Annie Laurie, Bo'ness Hippodrome
The final offering of the Fifth Hippodrome Festival of Silent Cinema emphasised early film's role in providing unashamed escapism. The 1927 vehicle for the delightful Lillian Gish and her ultra-expressive eyes, Annie Laurie is a yarn far from the reality of her audience's lives and in terms of capturing Scottish history it probably makes Braveheart and Brigadoon seem plausible by comparison. And yet, thanks not least to Gish's acting personality, it's a good yarn and with fiddler Shona Mooney's new score accompanying it, it became even better.
Having a well-known song as the film's title and conflated with a take, of sorts, on the Massacre of Glencoe, is a gift to a soundtrack composer, and Mooney made great use of its melody, pulling it into different shapes here, re-harmonising it to superbly dramatic effect there and using it as a springboard to themes and motifs of her own as she and her musicians, Amy Thatcher on accordion and piano and Alisdair Paul on guitar and whistles, shadowed the onscreen narrative with a completely authentic one of their own.

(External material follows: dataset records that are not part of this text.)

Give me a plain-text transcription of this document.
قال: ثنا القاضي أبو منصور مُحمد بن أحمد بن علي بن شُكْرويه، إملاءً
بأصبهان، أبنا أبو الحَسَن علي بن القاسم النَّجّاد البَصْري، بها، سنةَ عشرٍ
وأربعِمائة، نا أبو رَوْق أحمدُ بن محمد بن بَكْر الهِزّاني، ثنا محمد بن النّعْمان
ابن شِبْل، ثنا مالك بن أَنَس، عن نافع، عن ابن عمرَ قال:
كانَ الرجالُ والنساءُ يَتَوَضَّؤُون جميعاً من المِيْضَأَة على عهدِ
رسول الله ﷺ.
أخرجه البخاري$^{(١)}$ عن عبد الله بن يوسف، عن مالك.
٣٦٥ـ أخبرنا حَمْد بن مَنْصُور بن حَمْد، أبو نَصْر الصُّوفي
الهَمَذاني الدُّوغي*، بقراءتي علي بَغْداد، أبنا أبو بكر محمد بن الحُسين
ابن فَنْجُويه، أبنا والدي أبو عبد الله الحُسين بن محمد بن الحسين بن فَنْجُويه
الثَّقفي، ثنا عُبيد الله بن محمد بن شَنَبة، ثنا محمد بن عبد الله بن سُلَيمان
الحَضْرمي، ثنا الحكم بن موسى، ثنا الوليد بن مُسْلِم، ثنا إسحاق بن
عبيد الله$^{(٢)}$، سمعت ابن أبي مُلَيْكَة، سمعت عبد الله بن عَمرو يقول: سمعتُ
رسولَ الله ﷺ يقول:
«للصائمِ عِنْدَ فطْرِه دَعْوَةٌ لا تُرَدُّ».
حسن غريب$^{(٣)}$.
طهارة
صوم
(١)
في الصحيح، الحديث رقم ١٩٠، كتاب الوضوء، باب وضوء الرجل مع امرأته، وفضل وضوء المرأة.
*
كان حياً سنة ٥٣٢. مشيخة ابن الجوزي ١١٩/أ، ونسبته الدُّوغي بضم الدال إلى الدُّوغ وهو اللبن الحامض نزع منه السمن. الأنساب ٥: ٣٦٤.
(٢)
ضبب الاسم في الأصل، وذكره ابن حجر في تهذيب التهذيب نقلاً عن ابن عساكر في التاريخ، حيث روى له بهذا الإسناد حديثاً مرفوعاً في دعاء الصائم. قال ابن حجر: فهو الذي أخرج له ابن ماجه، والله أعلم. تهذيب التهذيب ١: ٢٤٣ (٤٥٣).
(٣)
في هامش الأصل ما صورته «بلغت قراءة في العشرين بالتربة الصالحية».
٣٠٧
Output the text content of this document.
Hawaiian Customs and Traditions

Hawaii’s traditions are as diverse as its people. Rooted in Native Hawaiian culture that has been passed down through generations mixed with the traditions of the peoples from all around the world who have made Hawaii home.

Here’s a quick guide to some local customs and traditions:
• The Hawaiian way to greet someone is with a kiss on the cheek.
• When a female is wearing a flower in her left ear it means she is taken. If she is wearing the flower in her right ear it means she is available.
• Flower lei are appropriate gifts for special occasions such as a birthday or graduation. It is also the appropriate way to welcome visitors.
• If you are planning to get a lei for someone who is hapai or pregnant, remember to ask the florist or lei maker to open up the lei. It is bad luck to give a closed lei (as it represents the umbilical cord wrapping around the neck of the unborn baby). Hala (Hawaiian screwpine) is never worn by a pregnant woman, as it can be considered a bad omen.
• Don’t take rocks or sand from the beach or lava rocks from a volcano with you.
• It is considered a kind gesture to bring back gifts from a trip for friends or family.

At close on two hours, almost entirely uninterrupted, it's quite a step for Mooney as both composer and player and while certain scenes more or less dictate what's required to be written - a pipe tune, say, or a dance measure - Mooney also had to stay primed to synchronise with door knocks, pistol shots, sword slashes and general pell-mell action while playing with great vigour and sensitivity. This was her first film soundtrack and the fact that the music became completely at one with Gish, her competing lovers, and the warring clans' actions suggests she might find herself in demand for more.